The experience of being in Minnesota during this time has felt surreal. I’ve felt powerless. I’ve wanted to protest and show my support, but the safety of my family has been a priority. Instead I’ve started signing petitions, posted on social media, engaged in conversation, and read about racism, white privilege, the history of policing in the United States, and, most importantly, the daily life experiences of black people.

This last month has been insightful, uncomfortable, educational, and eye-opening. I’ve had thought provoking conversations with colleagues, friends, and family. I’ve listened. I’ve learned. I’ve spoken to my friends of various backgrounds and learned more about how much their lives are affected by white privilege on a daily basis. I’ve reached out to police officers to share that I am interested in learning more about their training and to continue to build positive relationships with them in the Beth El and Bethesda community. My hope is that the uncomfortable and emotional yet productive conversations I have had over the last month (and plan to continue well into the future) encourage people to lean into this moment , to speak up, to grow, and to vote. I can no longer stand idly by.

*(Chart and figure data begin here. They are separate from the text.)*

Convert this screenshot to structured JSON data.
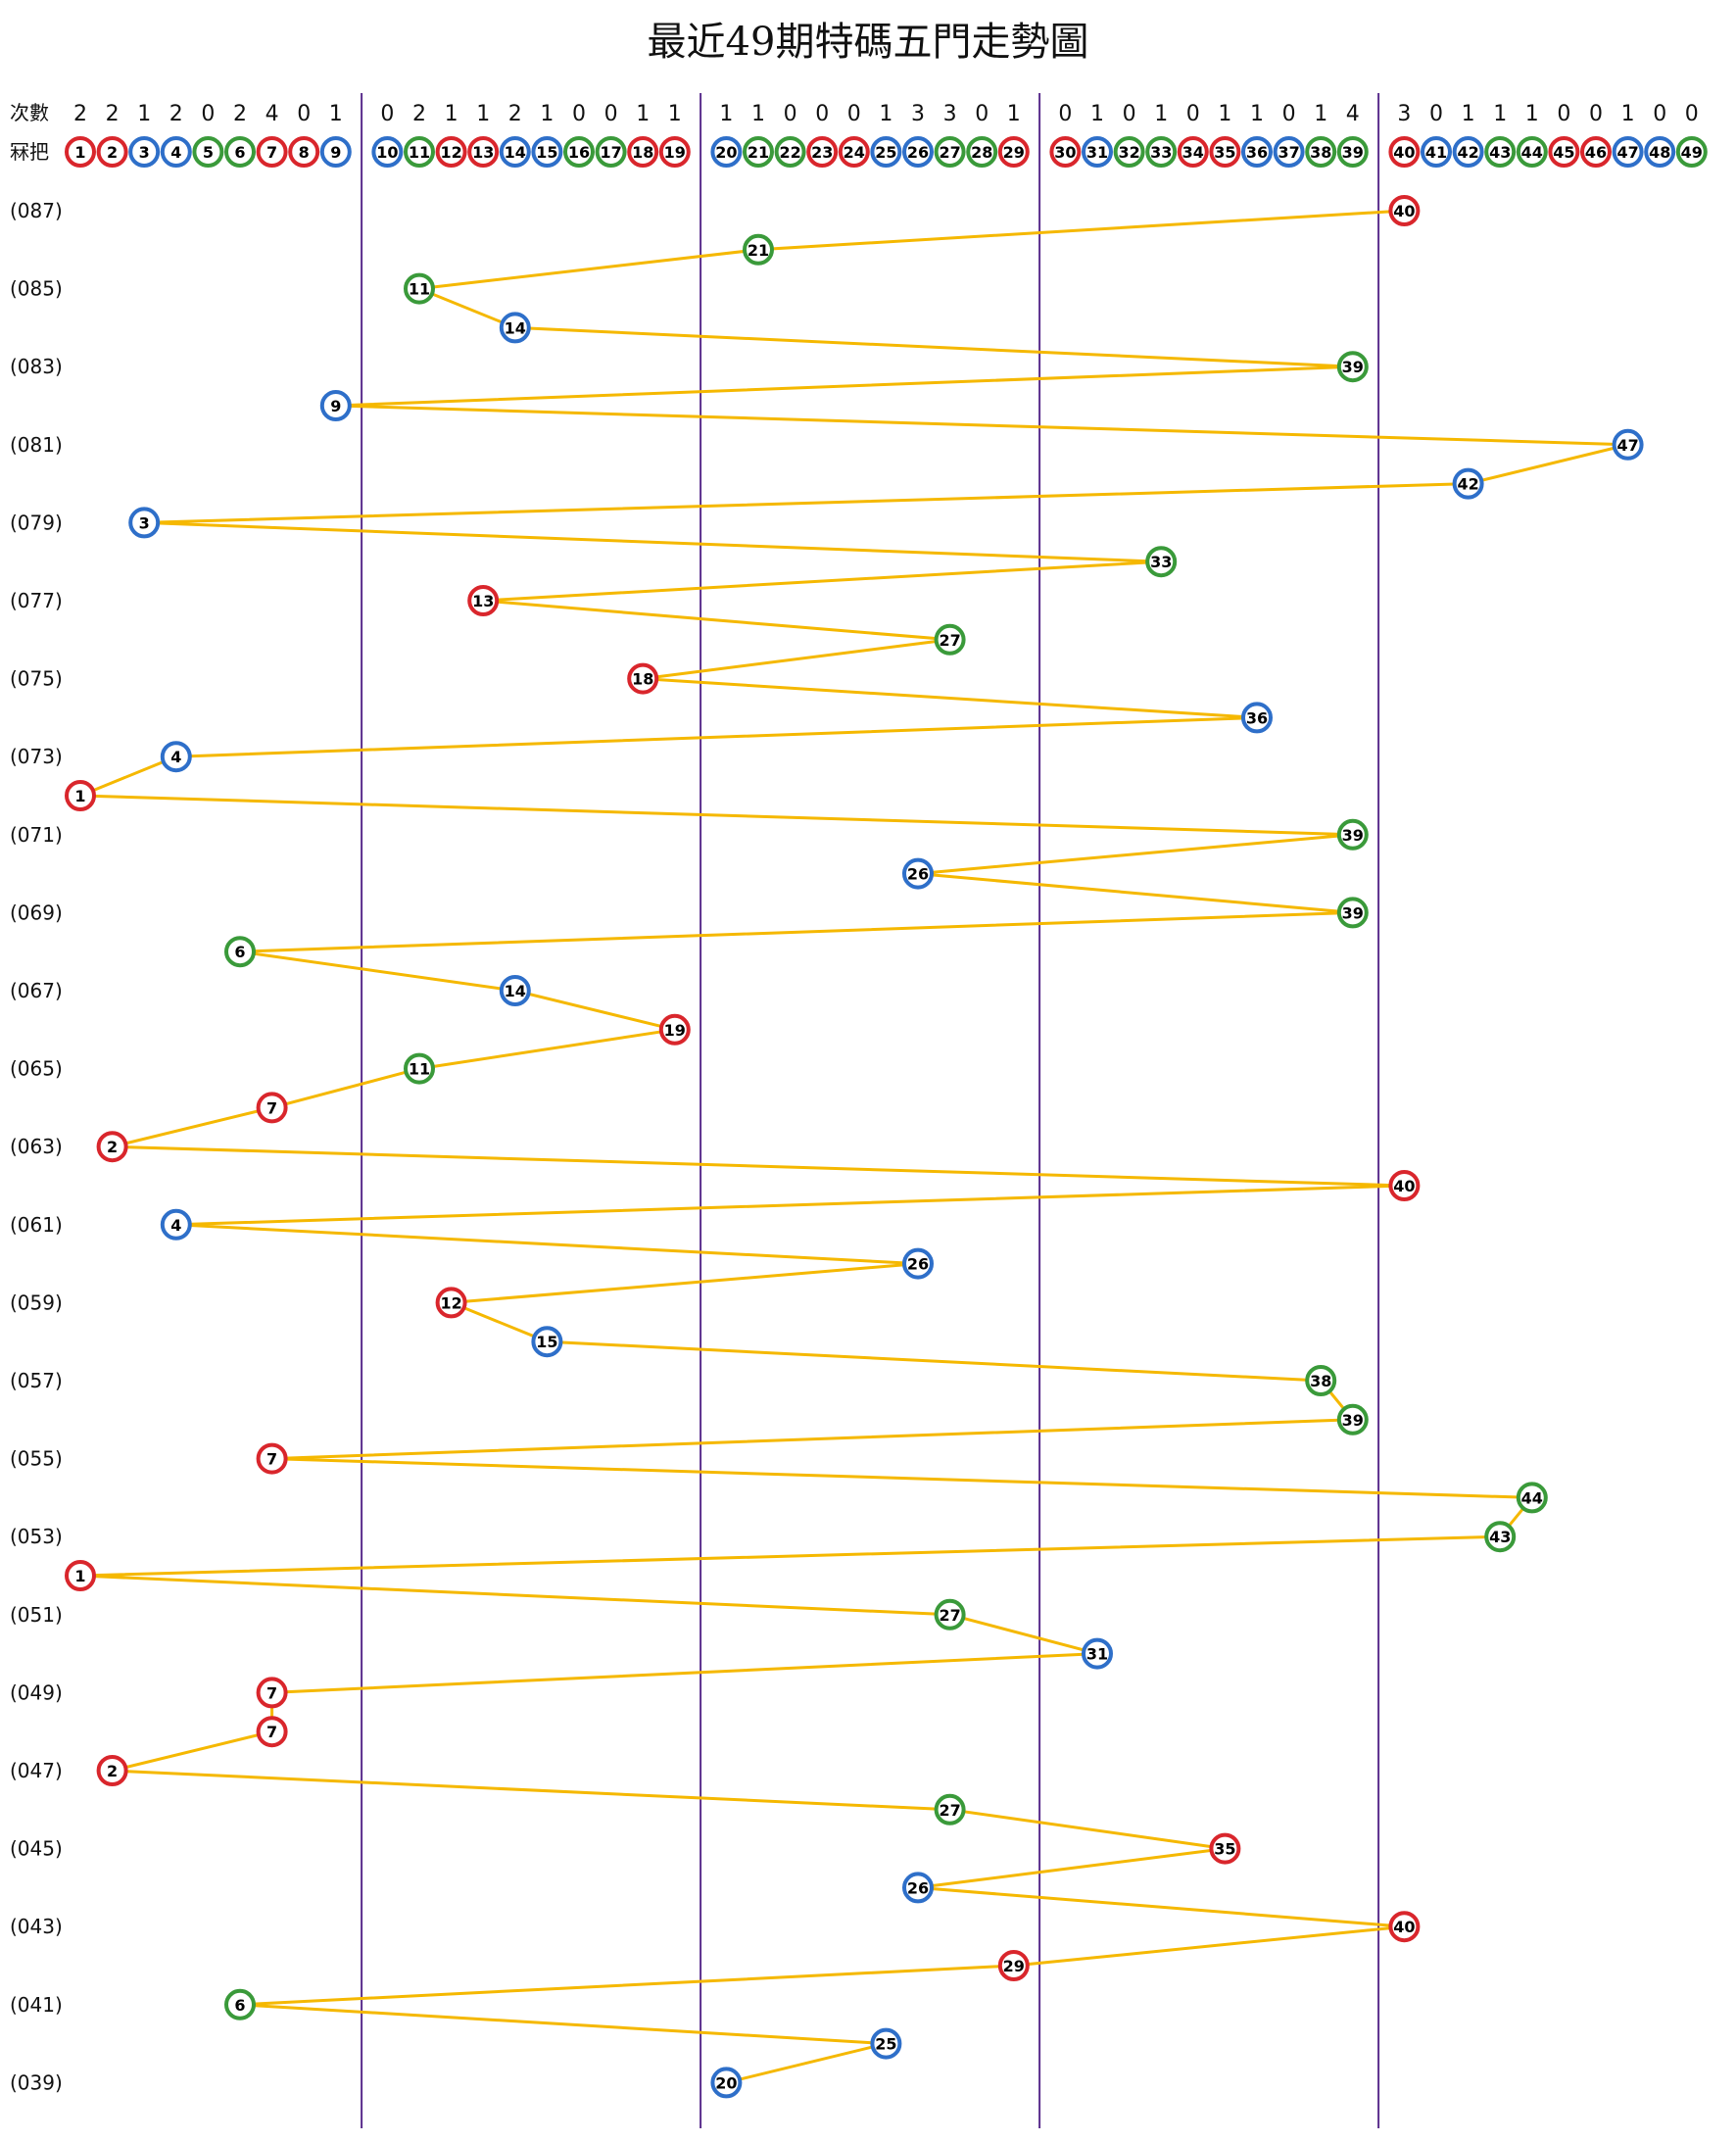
{
  "chart_data": {
    "type": "line",
    "title": "最近49期特碼五門走勢圖",
    "header": {
      "count_label": "次數",
      "number_label": "冧把"
    },
    "numbers": [
      1,
      2,
      3,
      4,
      5,
      6,
      7,
      8,
      9,
      10,
      11,
      12,
      13,
      14,
      15,
      16,
      17,
      18,
      19,
      20,
      21,
      22,
      23,
      24,
      25,
      26,
      27,
      28,
      29,
      30,
      31,
      32,
      33,
      34,
      35,
      36,
      37,
      38,
      39,
      40,
      41,
      42,
      43,
      44,
      45,
      46,
      47,
      48,
      49
    ],
    "counts": [
      2,
      2,
      1,
      2,
      0,
      2,
      4,
      0,
      1,
      0,
      2,
      1,
      1,
      2,
      1,
      0,
      0,
      1,
      1,
      1,
      1,
      0,
      0,
      0,
      1,
      3,
      3,
      0,
      1,
      0,
      1,
      0,
      1,
      0,
      1,
      1,
      0,
      1,
      4,
      3,
      0,
      1,
      1,
      1,
      0,
      0,
      1,
      0,
      0
    ],
    "ball_colors": {
      "red": "#d9262c",
      "blue": "#2e6fc9",
      "green": "#3a9a3a"
    },
    "red_numbers": [
      1,
      2,
      7,
      8,
      12,
      13,
      18,
      19,
      23,
      24,
      29,
      30,
      34,
      35,
      40,
      45,
      46
    ],
    "blue_numbers": [
      3,
      4,
      9,
      10,
      14,
      15,
      20,
      25,
      26,
      31,
      36,
      37,
      41,
      42,
      47,
      48
    ],
    "green_numbers": [
      5,
      6,
      11,
      16,
      17,
      21,
      22,
      27,
      28,
      32,
      33,
      38,
      39,
      43,
      44,
      49
    ],
    "line_color": "#f5b800",
    "divider_color": "#5a2d8c",
    "row_labels_shown": [
      "(087)",
      "(085)",
      "(083)",
      "(081)",
      "(079)",
      "(077)",
      "(075)",
      "(073)",
      "(071)",
      "(069)",
      "(067)",
      "(065)",
      "(063)",
      "(061)",
      "(059)",
      "(057)",
      "(055)",
      "(053)",
      "(051)",
      "(049)",
      "(047)",
      "(045)",
      "(043)",
      "(041)",
      "(039)"
    ],
    "draws": [
      {
        "period": "087",
        "number": 40
      },
      {
        "period": "086",
        "number": 21
      },
      {
        "period": "085",
        "number": 11
      },
      {
        "period": "084",
        "number": 14
      },
      {
        "period": "083",
        "number": 39
      },
      {
        "period": "082",
        "number": 9
      },
      {
        "period": "081",
        "number": 47
      },
      {
        "period": "080",
        "number": 42
      },
      {
        "period": "079",
        "number": 3
      },
      {
        "period": "078",
        "number": 33
      },
      {
        "period": "077",
        "number": 13
      },
      {
        "period": "076",
        "number": 27
      },
      {
        "period": "075",
        "number": 18
      },
      {
        "period": "074",
        "number": 36
      },
      {
        "period": "073",
        "number": 4
      },
      {
        "period": "072",
        "number": 1
      },
      {
        "period": "071",
        "number": 39
      },
      {
        "period": "070",
        "number": 26
      },
      {
        "period": "069",
        "number": 39
      },
      {
        "period": "068",
        "number": 6
      },
      {
        "period": "067",
        "number": 14
      },
      {
        "period": "066",
        "number": 19
      },
      {
        "period": "065",
        "number": 11
      },
      {
        "period": "064",
        "number": 7
      },
      {
        "period": "063",
        "number": 2
      },
      {
        "period": "062",
        "number": 40
      },
      {
        "period": "061",
        "number": 4
      },
      {
        "period": "060",
        "number": 26
      },
      {
        "period": "059",
        "number": 12
      },
      {
        "period": "058",
        "number": 15
      },
      {
        "period": "057",
        "number": 38
      },
      {
        "period": "056",
        "number": 39
      },
      {
        "period": "055",
        "number": 7
      },
      {
        "period": "054",
        "number": 44
      },
      {
        "period": "053",
        "number": 43
      },
      {
        "period": "052",
        "number": 1
      },
      {
        "period": "051",
        "number": 27
      },
      {
        "period": "050",
        "number": 31
      },
      {
        "period": "049",
        "number": 7
      },
      {
        "period": "048",
        "number": 7
      },
      {
        "period": "047",
        "number": 2
      },
      {
        "period": "046",
        "number": 27
      },
      {
        "period": "045",
        "number": 35
      },
      {
        "period": "044",
        "number": 26
      },
      {
        "period": "043",
        "number": 40
      },
      {
        "period": "042",
        "number": 29
      },
      {
        "period": "041",
        "number": 6
      },
      {
        "period": "040",
        "number": 25
      },
      {
        "period": "039",
        "number": 20
      }
    ]
  }
}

As a Jewish educator, I spend much of my time discussing and contemplating Jewish values with teenagers. B’tzelem Elohim, or the value that all humans are created in the image of God, is a concept that I don’t often speak about with teens. The murder of George Floyd (and other unarmed black people over the years) has provided me with the realization that not everyone in this country values black people as being created in the image of God; rather there is still a notion held by many that black people are of lesser value to society and are not worthy of the same dignity and respect given to people who are caucasian.  Moving forward, it will be my responsibility to share, discuss, and challenge this idea with teenagers at Beth El.

I love Minneapolis. Prince, also from my hometown, founded his band The Revolution here. Hopefully a revolutionary awakening has finally started here as well.